The old gentleman stared. “Why, Lady-bird, what an idea! What would your Cousin Mary-Lou think? What would any of your other guests think? What—what are you thinking of Nancy?”

She hung her head. “I’m thinking of how he worships you, Dad, dear, and how he works early and late, and goes without his salary, and never spares himself——”

“I know, I know, I know all that,” he rejoined hastily. “No man ever had a better superintendent, nor more loyal, and when the old Altonia gets on her feet again, I’ll make it up to him, Nancy, I will, by the eternal! He won’t lose by his faithfulness, I promise you that! But when it comes to asking him to dinner, Lady-bird, why—Luke, you know, Luke’s just wild mountain stock, one jump away from the feuds and moonshine. If Dr. Darrow hadn’t taken a fancy to him, and seen how smart he was, as a youngster, he’d still be climbing over the rocks and taking pot shots from behind a tree!”

Her hazel eyes filled slowly with tears and her chin quivered. “You needn’t scold me about it,” she murmured. “It was only because he’s been so——”

He patted her soothingly. “There, there, Lady-bird, Lady-bug! Now, now! Of course her old daddy understands! It was just that you didn’t stop to think, that’s all!”

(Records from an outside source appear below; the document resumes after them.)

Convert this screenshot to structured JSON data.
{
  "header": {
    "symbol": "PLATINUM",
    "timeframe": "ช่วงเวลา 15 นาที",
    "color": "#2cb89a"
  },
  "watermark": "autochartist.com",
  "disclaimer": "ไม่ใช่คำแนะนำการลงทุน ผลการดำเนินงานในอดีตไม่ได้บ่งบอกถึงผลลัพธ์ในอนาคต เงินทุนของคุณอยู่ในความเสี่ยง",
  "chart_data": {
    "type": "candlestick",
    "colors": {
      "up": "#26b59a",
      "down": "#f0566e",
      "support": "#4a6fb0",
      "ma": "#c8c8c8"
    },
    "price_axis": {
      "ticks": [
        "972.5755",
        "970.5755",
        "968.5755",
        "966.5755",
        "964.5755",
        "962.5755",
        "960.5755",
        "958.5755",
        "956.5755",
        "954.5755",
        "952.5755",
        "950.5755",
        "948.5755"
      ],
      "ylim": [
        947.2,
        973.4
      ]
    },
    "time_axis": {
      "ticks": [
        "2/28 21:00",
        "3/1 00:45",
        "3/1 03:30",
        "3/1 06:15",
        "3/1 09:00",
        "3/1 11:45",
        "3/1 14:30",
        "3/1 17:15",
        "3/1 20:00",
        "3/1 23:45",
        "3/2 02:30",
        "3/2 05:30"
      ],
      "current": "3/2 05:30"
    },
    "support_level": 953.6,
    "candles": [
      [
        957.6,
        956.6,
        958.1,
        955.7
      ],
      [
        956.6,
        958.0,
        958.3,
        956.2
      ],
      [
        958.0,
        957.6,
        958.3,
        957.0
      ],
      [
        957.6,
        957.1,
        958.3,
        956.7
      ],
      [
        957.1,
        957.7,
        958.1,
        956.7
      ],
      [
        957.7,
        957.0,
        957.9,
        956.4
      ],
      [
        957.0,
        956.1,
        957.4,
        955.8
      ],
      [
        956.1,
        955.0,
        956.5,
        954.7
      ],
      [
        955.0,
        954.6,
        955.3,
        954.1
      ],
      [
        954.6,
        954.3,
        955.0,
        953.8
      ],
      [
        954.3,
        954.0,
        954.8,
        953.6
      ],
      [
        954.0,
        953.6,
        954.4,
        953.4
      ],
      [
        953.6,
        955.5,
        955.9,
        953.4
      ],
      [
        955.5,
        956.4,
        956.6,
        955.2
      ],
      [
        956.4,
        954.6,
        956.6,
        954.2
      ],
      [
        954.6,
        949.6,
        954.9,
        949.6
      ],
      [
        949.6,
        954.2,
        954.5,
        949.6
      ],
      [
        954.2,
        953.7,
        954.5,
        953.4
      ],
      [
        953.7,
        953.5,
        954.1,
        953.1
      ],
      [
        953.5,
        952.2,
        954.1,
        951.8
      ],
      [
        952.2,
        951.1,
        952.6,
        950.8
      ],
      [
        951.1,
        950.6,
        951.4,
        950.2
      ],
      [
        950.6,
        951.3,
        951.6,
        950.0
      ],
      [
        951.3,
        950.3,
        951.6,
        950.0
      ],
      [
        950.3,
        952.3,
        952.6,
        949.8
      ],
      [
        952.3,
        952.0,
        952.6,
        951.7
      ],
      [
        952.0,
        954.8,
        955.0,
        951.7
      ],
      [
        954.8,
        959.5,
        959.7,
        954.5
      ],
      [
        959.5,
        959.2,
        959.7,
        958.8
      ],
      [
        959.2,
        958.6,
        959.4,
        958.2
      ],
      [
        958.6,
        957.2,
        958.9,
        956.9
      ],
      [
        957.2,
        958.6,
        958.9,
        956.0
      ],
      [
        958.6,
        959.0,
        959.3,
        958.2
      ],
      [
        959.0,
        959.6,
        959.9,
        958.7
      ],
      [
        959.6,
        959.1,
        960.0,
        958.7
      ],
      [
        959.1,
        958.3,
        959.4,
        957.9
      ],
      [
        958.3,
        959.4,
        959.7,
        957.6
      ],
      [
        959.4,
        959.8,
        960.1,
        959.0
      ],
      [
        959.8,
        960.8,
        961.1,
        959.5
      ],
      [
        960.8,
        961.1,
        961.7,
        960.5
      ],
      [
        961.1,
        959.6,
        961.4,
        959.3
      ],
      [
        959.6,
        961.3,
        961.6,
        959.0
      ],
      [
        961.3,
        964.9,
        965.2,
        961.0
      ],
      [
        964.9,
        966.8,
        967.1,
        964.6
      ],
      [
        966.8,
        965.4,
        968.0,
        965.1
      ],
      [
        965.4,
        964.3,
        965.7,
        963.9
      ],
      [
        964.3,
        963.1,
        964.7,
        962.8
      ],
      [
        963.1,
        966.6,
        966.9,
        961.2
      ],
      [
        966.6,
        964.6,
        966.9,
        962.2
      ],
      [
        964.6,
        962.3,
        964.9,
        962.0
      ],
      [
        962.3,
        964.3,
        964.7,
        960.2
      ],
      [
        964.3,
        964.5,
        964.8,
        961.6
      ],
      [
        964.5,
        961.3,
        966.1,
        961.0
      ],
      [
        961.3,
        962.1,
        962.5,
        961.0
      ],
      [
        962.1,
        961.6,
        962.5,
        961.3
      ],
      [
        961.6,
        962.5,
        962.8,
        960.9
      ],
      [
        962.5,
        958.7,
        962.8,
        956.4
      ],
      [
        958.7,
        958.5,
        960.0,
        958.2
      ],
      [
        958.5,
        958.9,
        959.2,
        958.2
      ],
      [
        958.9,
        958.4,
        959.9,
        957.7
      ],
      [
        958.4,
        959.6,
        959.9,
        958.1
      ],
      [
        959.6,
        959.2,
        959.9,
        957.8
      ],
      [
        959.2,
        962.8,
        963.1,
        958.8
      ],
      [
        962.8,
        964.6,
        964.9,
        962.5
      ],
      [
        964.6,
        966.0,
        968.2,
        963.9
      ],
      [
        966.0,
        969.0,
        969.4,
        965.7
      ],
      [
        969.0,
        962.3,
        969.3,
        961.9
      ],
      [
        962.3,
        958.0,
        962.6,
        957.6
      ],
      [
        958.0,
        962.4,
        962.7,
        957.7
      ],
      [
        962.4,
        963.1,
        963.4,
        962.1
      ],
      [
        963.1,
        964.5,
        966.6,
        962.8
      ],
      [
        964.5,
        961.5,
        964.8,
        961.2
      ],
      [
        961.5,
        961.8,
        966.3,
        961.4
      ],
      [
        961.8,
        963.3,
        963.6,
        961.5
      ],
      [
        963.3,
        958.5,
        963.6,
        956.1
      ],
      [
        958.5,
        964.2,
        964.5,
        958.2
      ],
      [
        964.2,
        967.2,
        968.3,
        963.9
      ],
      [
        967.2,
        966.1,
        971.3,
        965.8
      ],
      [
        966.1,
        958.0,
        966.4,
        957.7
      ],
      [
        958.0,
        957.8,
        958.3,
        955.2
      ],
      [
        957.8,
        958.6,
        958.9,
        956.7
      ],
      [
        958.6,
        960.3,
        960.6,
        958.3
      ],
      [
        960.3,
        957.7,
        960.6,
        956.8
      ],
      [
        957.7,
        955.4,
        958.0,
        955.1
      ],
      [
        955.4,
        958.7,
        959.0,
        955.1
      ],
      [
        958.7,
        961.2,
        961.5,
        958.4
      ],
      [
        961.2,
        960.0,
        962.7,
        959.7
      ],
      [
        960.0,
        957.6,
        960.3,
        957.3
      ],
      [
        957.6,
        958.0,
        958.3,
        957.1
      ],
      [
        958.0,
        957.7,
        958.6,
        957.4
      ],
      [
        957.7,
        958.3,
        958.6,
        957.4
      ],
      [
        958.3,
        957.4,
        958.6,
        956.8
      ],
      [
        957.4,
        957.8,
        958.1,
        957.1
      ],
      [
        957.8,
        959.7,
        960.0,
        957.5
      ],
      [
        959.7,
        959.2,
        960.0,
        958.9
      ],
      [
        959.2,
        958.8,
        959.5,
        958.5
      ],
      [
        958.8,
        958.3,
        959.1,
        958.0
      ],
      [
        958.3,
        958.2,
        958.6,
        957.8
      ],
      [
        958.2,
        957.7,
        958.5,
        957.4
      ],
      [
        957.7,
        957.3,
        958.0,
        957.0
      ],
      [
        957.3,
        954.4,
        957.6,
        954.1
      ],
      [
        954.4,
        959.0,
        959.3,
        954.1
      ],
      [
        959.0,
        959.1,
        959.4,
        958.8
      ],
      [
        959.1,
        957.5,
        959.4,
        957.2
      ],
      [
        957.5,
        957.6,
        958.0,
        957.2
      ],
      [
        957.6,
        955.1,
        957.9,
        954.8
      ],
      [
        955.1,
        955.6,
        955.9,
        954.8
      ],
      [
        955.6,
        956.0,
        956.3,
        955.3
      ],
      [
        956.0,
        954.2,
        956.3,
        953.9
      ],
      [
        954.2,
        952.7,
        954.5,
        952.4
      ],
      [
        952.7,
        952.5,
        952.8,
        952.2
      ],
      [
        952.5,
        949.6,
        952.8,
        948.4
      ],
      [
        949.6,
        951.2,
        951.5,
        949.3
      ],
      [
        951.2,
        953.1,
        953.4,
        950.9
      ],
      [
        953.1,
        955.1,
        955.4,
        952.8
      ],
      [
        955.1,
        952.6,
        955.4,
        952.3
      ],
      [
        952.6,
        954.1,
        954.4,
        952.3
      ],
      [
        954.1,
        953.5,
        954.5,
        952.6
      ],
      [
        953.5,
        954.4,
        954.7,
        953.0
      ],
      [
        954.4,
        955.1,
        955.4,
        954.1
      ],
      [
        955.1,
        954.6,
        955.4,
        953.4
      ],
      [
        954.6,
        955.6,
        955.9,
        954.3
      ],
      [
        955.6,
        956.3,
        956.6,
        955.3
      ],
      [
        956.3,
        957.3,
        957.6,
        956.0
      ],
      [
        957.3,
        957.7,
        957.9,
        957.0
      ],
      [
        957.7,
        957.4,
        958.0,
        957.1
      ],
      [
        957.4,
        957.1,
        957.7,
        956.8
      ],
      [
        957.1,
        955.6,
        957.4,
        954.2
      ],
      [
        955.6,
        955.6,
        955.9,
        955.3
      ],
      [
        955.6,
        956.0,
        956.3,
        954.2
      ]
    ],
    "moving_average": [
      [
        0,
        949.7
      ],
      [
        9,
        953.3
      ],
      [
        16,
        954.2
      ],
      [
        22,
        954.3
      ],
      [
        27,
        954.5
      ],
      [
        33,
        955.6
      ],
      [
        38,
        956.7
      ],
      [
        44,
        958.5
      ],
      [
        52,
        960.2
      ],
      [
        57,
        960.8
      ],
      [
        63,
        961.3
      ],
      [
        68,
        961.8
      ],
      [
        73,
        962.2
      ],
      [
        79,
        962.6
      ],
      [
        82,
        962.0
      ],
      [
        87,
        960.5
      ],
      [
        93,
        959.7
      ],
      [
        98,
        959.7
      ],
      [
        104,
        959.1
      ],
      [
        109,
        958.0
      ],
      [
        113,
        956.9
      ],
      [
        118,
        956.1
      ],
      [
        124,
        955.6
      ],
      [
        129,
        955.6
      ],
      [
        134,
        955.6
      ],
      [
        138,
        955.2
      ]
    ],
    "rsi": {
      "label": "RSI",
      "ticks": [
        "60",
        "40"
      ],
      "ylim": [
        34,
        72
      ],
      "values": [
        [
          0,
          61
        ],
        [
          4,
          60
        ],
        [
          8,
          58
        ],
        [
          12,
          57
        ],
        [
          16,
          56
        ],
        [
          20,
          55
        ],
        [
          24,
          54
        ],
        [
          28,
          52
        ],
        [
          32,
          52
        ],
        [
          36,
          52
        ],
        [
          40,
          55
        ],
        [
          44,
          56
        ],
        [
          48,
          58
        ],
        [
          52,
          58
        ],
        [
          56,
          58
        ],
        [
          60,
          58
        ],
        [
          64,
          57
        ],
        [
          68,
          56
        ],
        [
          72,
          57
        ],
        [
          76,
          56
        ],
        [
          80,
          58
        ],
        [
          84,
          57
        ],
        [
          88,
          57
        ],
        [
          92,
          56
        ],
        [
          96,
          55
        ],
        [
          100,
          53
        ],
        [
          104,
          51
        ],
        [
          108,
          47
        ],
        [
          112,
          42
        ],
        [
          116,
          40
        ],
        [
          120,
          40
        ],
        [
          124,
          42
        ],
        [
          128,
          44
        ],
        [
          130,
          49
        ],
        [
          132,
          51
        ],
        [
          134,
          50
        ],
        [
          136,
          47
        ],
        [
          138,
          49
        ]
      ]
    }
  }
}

“I didn’t—stop—to think,” sobbed Nancy Carey.

They liked young Peter Parker from Pasadena, his senior partner and his senior partner’s daughter, and all their guests. They found him so amazingly juvenile and so merry and amiable and so intriguingly different from any one they had ever known.

“Cousin Mary-Lou,” who was the eighteen months’ widow of gallant Bob Lee Tenafee who had died a gentleman’s clean and speedy death in the hunting field, decided to give a house-party for him at her plantation, “Beulah-land.” Her Cousin ’Gene had dropped a hint in her ear, and Mary-Lou moved swiftly. “You surely don’t want to prowl around that stuffy old mill for more than a day, Peter Parker,” she said in her soft, caressing voice, dropping her r’s in the authentic manner poor Effie Darrow had adored.

“I do not,” he agreed gratefully. “I came at the earnest request of my earnest parent, and after an earnest once over, I shall exit merrily.”

“Then shall we say to-morrow? Can you all come in time for dinner to-morrow?” the young widow gathered up the other diners in her brown and velvety gaze.